Esse viver no momento significa uma ausência de rigidez, de organização estreita, de imposição de uma estrutura à experiência. Significa muito especialmente um máximo de adaptabilidade, uma descoberta de estrutura na experiência, uma organização fluente, mutável, do eu e da personalidade. A maior parte de nós, porem, aplica à experiência uma estrutura pré-fabricada, uma apreciação, e nunca a abandona, comprimindo e deformando a experiência para adapta-la às nossas idéias preconcebidas, irritados com os aspectos fugidios que a tornam tão difícil de adaptar às nossas esquadrias cuidadosamente construídas. Abrir o espírito àquilo que se está a passar agora, e descobrir no processo presente a estrutura específica que se apresenta, tal é, uma das características da “Vida Plena”.


3- UMA CONFIANÇA CRESCENTE NO SEU ORGANISMO.

A pessoa torna-se mais capaz de confiar nas suas reacções «organísmicas» totais frente a uma nova situação porque foi progressivamente descobrindo que, se estivesse aberta à sua experiência, se fizesse o que sente que seria bom fazer, essas reacções revelar-se-iam como um guia completo e digno de confiança do comportamento que realmente satisfaz. Os defeitos que invalidam a confiança no processo em muitos de nós são a inclusão de informações que não pertencem à situação presente, ou a exclusão de informação que lhe diz respeito. É quando a memória e a aprendizagem anterior se introduzem nos cálculos, como se fossem essa realidade e não memória e aprendizagem, que é fornecido como resposta um comportamento errado.


4- O PROCESSO DE UM FUNCIONAMENTO MAIS PLENO

A pessoa torna-se mais capaz de experimentar todos os seus sentimentos e, por isso, passa a ter menos medo deles; filtra a sua própria experiência e mostra-se mais aberto aos testemunhos que provêm de outras fontes; mergulha completamente no processo de ser e de se tornar o que é, descobrindo então que é profunda e radicalmente social; vive de um modo mais pleno no momento que passa, pois aprende que é sempre essa a maneira mais saudável de viver. A pessoa torna-se um organismo que funciona mais plenamente e, devido à consciência de si mesmo que corre livremente na e através da sua experiência, torna-se uma pessoa que funciona de um modo pleno.



Conclusão

Assim, adjectivos tais como feliz, satisfeito, contente, agradável, não parecem adequados para uma descrição geral do processo de “Vida Plena”, mesmo que a pessoa envolvida neste processo experimente cada um destes sentimentos nos devidos momentos.
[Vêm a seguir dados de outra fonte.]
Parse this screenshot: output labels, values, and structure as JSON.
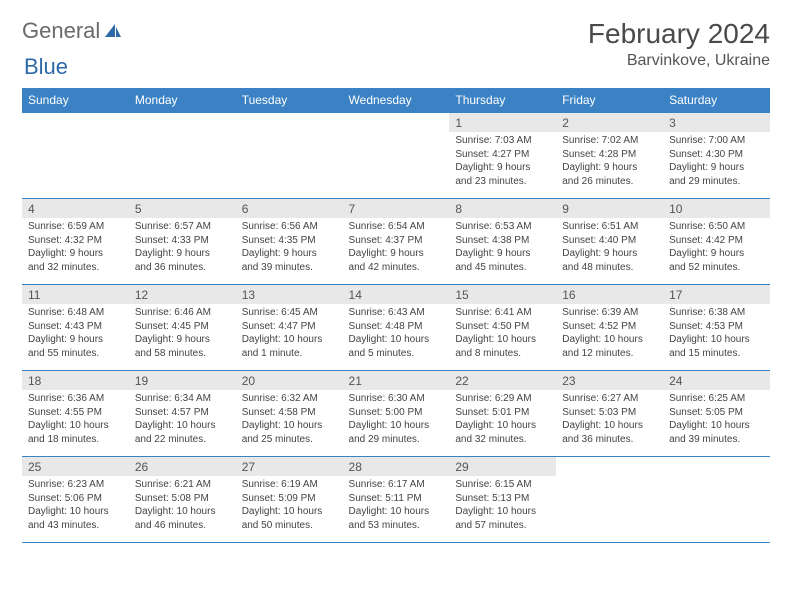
{
  "brand": {
    "part1": "General",
    "part2": "Blue"
  },
  "title": "February 2024",
  "location": "Barvinkove, Ukraine",
  "colors": {
    "header_bg": "#3b82c4",
    "header_fg": "#ffffff",
    "daynum_bg": "#e8e8e8",
    "border": "#3b82c4",
    "logo_gray": "#6a6a6a",
    "logo_blue": "#2f6aa8"
  },
  "typography": {
    "title_fontsize": 28,
    "location_fontsize": 16,
    "dayhead_fontsize": 12,
    "body_fontsize": 10
  },
  "day_headers": [
    "Sunday",
    "Monday",
    "Tuesday",
    "Wednesday",
    "Thursday",
    "Friday",
    "Saturday"
  ],
  "weeks": [
    [
      null,
      null,
      null,
      null,
      {
        "n": "1",
        "sunrise": "Sunrise: 7:03 AM",
        "sunset": "Sunset: 4:27 PM",
        "day1": "Daylight: 9 hours",
        "day2": "and 23 minutes."
      },
      {
        "n": "2",
        "sunrise": "Sunrise: 7:02 AM",
        "sunset": "Sunset: 4:28 PM",
        "day1": "Daylight: 9 hours",
        "day2": "and 26 minutes."
      },
      {
        "n": "3",
        "sunrise": "Sunrise: 7:00 AM",
        "sunset": "Sunset: 4:30 PM",
        "day1": "Daylight: 9 hours",
        "day2": "and 29 minutes."
      }
    ],
    [
      {
        "n": "4",
        "sunrise": "Sunrise: 6:59 AM",
        "sunset": "Sunset: 4:32 PM",
        "day1": "Daylight: 9 hours",
        "day2": "and 32 minutes."
      },
      {
        "n": "5",
        "sunrise": "Sunrise: 6:57 AM",
        "sunset": "Sunset: 4:33 PM",
        "day1": "Daylight: 9 hours",
        "day2": "and 36 minutes."
      },
      {
        "n": "6",
        "sunrise": "Sunrise: 6:56 AM",
        "sunset": "Sunset: 4:35 PM",
        "day1": "Daylight: 9 hours",
        "day2": "and 39 minutes."
      },
      {
        "n": "7",
        "sunrise": "Sunrise: 6:54 AM",
        "sunset": "Sunset: 4:37 PM",
        "day1": "Daylight: 9 hours",
        "day2": "and 42 minutes."
      },
      {
        "n": "8",
        "sunrise": "Sunrise: 6:53 AM",
        "sunset": "Sunset: 4:38 PM",
        "day1": "Daylight: 9 hours",
        "day2": "and 45 minutes."
      },
      {
        "n": "9",
        "sunrise": "Sunrise: 6:51 AM",
        "sunset": "Sunset: 4:40 PM",
        "day1": "Daylight: 9 hours",
        "day2": "and 48 minutes."
      },
      {
        "n": "10",
        "sunrise": "Sunrise: 6:50 AM",
        "sunset": "Sunset: 4:42 PM",
        "day1": "Daylight: 9 hours",
        "day2": "and 52 minutes."
      }
    ],
    [
      {
        "n": "11",
        "sunrise": "Sunrise: 6:48 AM",
        "sunset": "Sunset: 4:43 PM",
        "day1": "Daylight: 9 hours",
        "day2": "and 55 minutes."
      },
      {
        "n": "12",
        "sunrise": "Sunrise: 6:46 AM",
        "sunset": "Sunset: 4:45 PM",
        "day1": "Daylight: 9 hours",
        "day2": "and 58 minutes."
      },
      {
        "n": "13",
        "sunrise": "Sunrise: 6:45 AM",
        "sunset": "Sunset: 4:47 PM",
        "day1": "Daylight: 10 hours",
        "day2": "and 1 minute."
      },
      {
        "n": "14",
        "sunrise": "Sunrise: 6:43 AM",
        "sunset": "Sunset: 4:48 PM",
        "day1": "Daylight: 10 hours",
        "day2": "and 5 minutes."
      },
      {
        "n": "15",
        "sunrise": "Sunrise: 6:41 AM",
        "sunset": "Sunset: 4:50 PM",
        "day1": "Daylight: 10 hours",
        "day2": "and 8 minutes."
      },
      {
        "n": "16",
        "sunrise": "Sunrise: 6:39 AM",
        "sunset": "Sunset: 4:52 PM",
        "day1": "Daylight: 10 hours",
        "day2": "and 12 minutes."
      },
      {
        "n": "17",
        "sunrise": "Sunrise: 6:38 AM",
        "sunset": "Sunset: 4:53 PM",
        "day1": "Daylight: 10 hours",
        "day2": "and 15 minutes."
      }
    ],
    [
      {
        "n": "18",
        "sunrise": "Sunrise: 6:36 AM",
        "sunset": "Sunset: 4:55 PM",
        "day1": "Daylight: 10 hours",
        "day2": "and 18 minutes."
      },
      {
        "n": "19",
        "sunrise": "Sunrise: 6:34 AM",
        "sunset": "Sunset: 4:57 PM",
        "day1": "Daylight: 10 hours",
        "day2": "and 22 minutes."
      },
      {
        "n": "20",
        "sunrise": "Sunrise: 6:32 AM",
        "sunset": "Sunset: 4:58 PM",
        "day1": "Daylight: 10 hours",
        "day2": "and 25 minutes."
      },
      {
        "n": "21",
        "sunrise": "Sunrise: 6:30 AM",
        "sunset": "Sunset: 5:00 PM",
        "day1": "Daylight: 10 hours",
        "day2": "and 29 minutes."
      },
      {
        "n": "22",
        "sunrise": "Sunrise: 6:29 AM",
        "sunset": "Sunset: 5:01 PM",
        "day1": "Daylight: 10 hours",
        "day2": "and 32 minutes."
      },
      {
        "n": "23",
        "sunrise": "Sunrise: 6:27 AM",
        "sunset": "Sunset: 5:03 PM",
        "day1": "Daylight: 10 hours",
        "day2": "and 36 minutes."
      },
      {
        "n": "24",
        "sunrise": "Sunrise: 6:25 AM",
        "sunset": "Sunset: 5:05 PM",
        "day1": "Daylight: 10 hours",
        "day2": "and 39 minutes."
      }
    ],
    [
      {
        "n": "25",
        "sunrise": "Sunrise: 6:23 AM",
        "sunset": "Sunset: 5:06 PM",
        "day1": "Daylight: 10 hours",
        "day2": "and 43 minutes."
      },
      {
        "n": "26",
        "sunrise": "Sunrise: 6:21 AM",
        "sunset": "Sunset: 5:08 PM",
        "day1": "Daylight: 10 hours",
        "day2": "and 46 minutes."
      },
      {
        "n": "27",
        "sunrise": "Sunrise: 6:19 AM",
        "sunset": "Sunset: 5:09 PM",
        "day1": "Daylight: 10 hours",
        "day2": "and 50 minutes."
      },
      {
        "n": "28",
        "sunrise": "Sunrise: 6:17 AM",
        "sunset": "Sunset: 5:11 PM",
        "day1": "Daylight: 10 hours",
        "day2": "and 53 minutes."
      },
      {
        "n": "29",
        "sunrise": "Sunrise: 6:15 AM",
        "sunset": "Sunset: 5:13 PM",
        "day1": "Daylight: 10 hours",
        "day2": "and 57 minutes."
      },
      null,
      null
    ]
  ]
}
Mas os adjectivos que parecem de um modo geral mais apropriados são: enriquecedor, apaixonante, valioso, estimulante, significativo. O processo da «Vida Plena» não é um género de vida que convenha aos que desanimam facilmente. Este processo implica a expansão e a maturação de todas as potencialidades de uma pessoa. Implica a coragem de ser. Significa que se mergulha em cheio na corrente da vida. E, no entanto, o que há de mais profundamente apaixonante em relação aos seres humanos é que, quando a pessoa se torna livre interiormente, escolhe esta “Vida Plena” como processo de transformação.